There was drama four minutes from time when it appeared impressive England flanker Sam Underhill had scored a match-winning try but French referee Jerome Garces, acting after the television match official intervened, disallowed it for offside.
But Woodward said the ensuing controversy could have been avoided if England had gone for goal rather than opted for attacking line-outs with successive penalties in the 48th and 49th minutes.
When Kyle Sinckler knocked on from the kind of driving maul that led to Hartley's try, England's chance to extend their 15-13 lead had gone.
Barrett compounded that error when he kicked what turned out to be a match-winning penalty from a similar position in the 60th minute.
Jones backed his players, saying: "They feel the game, we don't. We see the game."
But former England centre Woodward, with less than a year to go until next year's World Cup in Japan, said they should have been under instruction to put points on the board at every available opportunity.
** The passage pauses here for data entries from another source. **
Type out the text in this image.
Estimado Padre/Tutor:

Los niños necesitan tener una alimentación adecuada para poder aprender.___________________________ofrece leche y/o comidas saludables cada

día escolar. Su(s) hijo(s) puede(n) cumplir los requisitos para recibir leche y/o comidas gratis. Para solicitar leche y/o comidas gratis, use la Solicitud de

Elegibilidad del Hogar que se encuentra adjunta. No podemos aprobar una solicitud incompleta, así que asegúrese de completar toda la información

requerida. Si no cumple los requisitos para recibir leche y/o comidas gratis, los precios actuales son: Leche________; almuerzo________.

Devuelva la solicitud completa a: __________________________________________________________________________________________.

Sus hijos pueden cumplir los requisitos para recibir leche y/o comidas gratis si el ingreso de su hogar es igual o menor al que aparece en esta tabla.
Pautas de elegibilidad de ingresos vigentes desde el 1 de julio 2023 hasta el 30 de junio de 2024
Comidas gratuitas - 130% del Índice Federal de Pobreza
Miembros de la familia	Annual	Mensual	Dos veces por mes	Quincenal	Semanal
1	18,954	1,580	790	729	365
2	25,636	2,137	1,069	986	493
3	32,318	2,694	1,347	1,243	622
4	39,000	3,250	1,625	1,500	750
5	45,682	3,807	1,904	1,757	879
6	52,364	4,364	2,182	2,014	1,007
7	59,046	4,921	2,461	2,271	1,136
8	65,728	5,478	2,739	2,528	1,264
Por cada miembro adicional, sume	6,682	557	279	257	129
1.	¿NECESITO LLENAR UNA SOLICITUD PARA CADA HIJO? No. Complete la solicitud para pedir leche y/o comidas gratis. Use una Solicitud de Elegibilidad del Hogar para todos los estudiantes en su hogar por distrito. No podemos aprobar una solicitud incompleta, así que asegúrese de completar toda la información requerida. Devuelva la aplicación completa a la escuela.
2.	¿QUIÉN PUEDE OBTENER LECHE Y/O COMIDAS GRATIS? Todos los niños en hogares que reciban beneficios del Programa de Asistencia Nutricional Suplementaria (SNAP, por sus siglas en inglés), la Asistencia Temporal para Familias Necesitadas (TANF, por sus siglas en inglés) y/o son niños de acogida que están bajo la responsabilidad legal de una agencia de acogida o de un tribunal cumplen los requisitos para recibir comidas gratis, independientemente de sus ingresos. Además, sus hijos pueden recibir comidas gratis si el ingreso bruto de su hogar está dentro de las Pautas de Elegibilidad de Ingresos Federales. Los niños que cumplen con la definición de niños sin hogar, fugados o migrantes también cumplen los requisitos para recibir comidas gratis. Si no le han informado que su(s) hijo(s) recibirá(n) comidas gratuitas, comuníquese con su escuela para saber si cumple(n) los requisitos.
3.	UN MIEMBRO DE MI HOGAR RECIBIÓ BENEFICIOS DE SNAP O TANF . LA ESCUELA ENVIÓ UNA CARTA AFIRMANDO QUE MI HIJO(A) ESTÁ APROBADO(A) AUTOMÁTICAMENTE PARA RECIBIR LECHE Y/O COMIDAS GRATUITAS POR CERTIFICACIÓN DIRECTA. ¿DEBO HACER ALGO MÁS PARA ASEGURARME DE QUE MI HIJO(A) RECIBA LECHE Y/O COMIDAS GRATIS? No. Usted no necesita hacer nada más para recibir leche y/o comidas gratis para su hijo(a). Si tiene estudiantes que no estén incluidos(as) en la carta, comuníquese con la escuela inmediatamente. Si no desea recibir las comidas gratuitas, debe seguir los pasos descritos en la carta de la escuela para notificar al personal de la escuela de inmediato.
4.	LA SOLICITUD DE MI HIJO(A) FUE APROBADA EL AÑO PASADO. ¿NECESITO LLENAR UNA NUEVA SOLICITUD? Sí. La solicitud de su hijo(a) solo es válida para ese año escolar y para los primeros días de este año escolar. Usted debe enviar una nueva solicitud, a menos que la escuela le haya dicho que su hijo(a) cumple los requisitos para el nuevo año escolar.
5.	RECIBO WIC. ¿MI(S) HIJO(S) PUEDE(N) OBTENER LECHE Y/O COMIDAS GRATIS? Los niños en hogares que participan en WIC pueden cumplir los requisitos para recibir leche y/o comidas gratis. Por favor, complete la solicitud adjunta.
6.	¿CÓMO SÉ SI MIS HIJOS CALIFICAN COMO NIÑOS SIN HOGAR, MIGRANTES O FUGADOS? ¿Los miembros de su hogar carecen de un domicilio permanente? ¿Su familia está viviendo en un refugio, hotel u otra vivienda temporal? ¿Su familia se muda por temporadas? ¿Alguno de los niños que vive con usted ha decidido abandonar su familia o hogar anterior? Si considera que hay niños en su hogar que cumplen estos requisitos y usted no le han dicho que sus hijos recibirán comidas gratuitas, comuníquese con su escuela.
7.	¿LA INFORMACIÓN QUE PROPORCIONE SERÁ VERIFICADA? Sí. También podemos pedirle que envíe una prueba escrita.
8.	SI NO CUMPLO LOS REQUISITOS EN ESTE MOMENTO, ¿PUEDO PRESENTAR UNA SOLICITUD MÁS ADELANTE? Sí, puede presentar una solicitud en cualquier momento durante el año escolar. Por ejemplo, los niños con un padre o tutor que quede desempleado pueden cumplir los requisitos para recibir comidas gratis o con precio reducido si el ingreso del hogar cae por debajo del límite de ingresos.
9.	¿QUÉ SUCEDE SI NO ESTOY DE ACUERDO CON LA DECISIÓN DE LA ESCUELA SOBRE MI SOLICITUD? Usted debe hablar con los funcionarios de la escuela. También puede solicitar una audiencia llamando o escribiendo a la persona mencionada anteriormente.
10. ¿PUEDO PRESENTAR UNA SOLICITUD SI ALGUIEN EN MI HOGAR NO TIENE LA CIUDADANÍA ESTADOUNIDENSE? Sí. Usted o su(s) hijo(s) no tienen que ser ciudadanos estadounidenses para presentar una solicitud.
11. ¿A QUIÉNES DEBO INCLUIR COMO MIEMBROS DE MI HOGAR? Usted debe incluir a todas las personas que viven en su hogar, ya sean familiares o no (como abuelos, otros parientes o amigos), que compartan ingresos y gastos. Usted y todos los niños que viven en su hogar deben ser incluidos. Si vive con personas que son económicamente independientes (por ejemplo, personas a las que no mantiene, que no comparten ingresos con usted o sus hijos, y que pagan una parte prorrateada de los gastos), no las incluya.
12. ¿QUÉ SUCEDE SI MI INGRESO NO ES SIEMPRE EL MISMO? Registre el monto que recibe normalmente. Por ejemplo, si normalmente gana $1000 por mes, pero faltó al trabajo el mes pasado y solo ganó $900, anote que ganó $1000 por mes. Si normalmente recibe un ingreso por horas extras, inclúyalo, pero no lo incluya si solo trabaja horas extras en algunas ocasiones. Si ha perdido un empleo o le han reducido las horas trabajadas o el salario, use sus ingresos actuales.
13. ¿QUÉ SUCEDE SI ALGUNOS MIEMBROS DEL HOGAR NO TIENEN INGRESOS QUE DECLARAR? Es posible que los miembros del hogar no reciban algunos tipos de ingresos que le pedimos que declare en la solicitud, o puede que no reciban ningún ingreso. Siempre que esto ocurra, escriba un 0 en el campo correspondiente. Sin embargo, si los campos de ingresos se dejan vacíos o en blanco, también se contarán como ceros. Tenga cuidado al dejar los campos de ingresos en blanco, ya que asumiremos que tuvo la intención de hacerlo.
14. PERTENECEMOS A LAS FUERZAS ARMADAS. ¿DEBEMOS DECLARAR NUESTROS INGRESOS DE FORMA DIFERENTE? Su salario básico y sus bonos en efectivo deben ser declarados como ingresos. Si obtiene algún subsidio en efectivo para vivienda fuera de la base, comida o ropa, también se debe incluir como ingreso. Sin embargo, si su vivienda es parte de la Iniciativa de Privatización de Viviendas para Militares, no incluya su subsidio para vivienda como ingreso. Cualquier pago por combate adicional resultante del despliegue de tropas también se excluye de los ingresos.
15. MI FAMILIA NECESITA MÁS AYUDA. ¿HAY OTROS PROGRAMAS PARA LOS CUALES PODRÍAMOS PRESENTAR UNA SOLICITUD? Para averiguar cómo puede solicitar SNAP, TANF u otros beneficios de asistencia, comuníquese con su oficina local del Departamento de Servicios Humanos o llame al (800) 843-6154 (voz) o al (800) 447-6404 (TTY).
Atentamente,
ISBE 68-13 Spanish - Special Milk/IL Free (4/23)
"Players do have to take the decisions on the pitch, but you can also do a lot of preparation off the pitch," he said.
"The conditions were awful. At 15-13 up and with the clock going down, we had a chance of adding the points to go 18-13 up. We went for the line-out. That was a big mistake.
"If you are five points up, you drop a goal and you're eight points up and you win the game. Build the score.
"Everyone is harping on about the try or no try by Sam Underhill, but for me not to take those points was a big error," Woodward insisted.
"We've got the best goalkicker in the world in Owen Farrell. He's a 100 percent goalkicker (although Farrell did see his attempted conversion of Ashton's try hit the post).
"And Elliot Daly can kick long ones.
"These leadership decisions on the field of play are absolutely key, especially as the clock counts down. They are what win or lose you a World Cup and we need to get a little bit better.
"Our calls against New Zealand were wrong. I think every player, if they were sat down in the classroom in the cold light of day, would say kick the goal."